In Sochi, of course, nobody was really asking that question—Mikaela Shiffrin, the 18-year-old who won slalom gold, has been “the next Lindsey” for several years. But it is a revealing quote, and it is typical Vonn: More than a decade of media training notwithstanding, she usually manages to communicate exactly what’s on her mind. And last winter, she was pissed that an 18-year-old teammate had captured the spotlight in what was supposed to be the crowning championships of her career.

Two crashes put Vonn on the sidelines for Sochi. In the first, a brutal fall at the World Championships in February 2013, she tore her right ACL, MCL, and fractured her tibial plateau. Footage from the fall is shown a couple of times in The Climb.
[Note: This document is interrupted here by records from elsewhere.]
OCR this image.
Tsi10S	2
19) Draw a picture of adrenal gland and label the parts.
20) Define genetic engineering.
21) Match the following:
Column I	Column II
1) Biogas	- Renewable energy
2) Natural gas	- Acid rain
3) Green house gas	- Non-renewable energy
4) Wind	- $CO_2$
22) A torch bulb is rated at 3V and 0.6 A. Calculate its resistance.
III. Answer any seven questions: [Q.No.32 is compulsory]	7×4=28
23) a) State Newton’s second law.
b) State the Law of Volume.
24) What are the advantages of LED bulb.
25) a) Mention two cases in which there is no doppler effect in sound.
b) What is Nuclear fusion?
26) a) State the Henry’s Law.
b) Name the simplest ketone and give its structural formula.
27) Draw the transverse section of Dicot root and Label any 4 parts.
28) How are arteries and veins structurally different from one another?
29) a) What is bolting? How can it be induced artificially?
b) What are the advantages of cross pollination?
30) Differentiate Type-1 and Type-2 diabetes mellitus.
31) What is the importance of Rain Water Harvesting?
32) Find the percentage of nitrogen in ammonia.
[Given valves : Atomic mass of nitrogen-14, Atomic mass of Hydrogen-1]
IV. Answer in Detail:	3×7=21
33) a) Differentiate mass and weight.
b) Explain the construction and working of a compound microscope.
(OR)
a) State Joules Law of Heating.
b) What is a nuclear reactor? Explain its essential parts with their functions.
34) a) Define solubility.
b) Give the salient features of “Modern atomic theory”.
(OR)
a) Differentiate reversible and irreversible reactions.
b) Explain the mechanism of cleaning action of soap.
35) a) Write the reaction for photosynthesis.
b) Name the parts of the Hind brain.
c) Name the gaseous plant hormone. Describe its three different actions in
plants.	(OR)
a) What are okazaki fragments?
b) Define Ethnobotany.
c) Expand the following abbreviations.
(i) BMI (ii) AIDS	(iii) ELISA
Tiger Woods, Vonn’s boyfriend, tells NBC that he watched the race online with his kids. “The worst part was not seeing it buckle,” Woods says. “I knew it was damaged. But to hear the screams afterwards, that was hard to deal with. That’s a scream that’ll haunt you.”

Vonn worked hard to rehab that injury, and The Climb is full of Rocky-like training sequences, some of which were filmed by her sister, Laura, who had planned to spend the 2012-2013 season traveling with Vonn on the World Cup. But for several reasons the film never fully explores—maybe Vonn pushed too hard to get back on snow, or maybe, as she alludes, the first surgery was botched—her knee didn’t recover, and she partially tore her ACL again during a training run in November 2013. Vonn tried racing with a brace, but the knee gave out in Val d’Isere, France, a month later, and she eventually underwent a second surgery, this time at the hands of legendary orthopedist Jim Andrews. Time for comeback number two.

For a good bit of The Climb, Vonn bickers with her support staff—her coaches, doctors, sisters, and physical therapists—whining about jumping rope or doing an awkward drill on skis. It’s a little off-putting and I’m not sure how to square it with Vonn’s well-documented focus and attention to detail. She is widely considered the hardest-working skier in the sport. I wonder if the whining is partly an act—a way to keep things from getting too serious, or to make sure her minders are as focused as she is.

“I knew it was damaged. But to hear the screams afterwards, that was hard to deal with. That’s a scream that’ll haunt you.”

In any case, Vonn’s second comeback has been an unqualified success. The Climb ends with Vonn’s first races of the 2014-2015 season—a pair of back-to-back downhills in Lake Louise, Canada, in early December. “There are all these expectations that I’ll win and be this miracle comeback story,” she tells the camera. “Maybe I’ll be at the top, maybe I won’t be. Maybe I’ll be 10th. I have no idea.” After finishing eighth in the first downhill, a clear disappointment, Vonn and her coaches watch footage of her run. Nobody quite knows why she isn’t fast, and her coaches try to temper her expectations, after 59 World Cup victories, that she can win again right away. “It can’t happen tomorrow, it just can’t happen,” one says. The next day, Vonn proves them wrong, taking her 60th victory. She has since collected wins 61, 62, and 63—a record—and shows no sign of slowing down.

Lindsey Vonn: The Climb airs on NBC at 3 p.m. EST on Sunday, January 25, one week before the in Vail, Colorado, Vonn’s hometown. It was produced by Red Bull Media House, in association with NFL Films and NBC Olympics.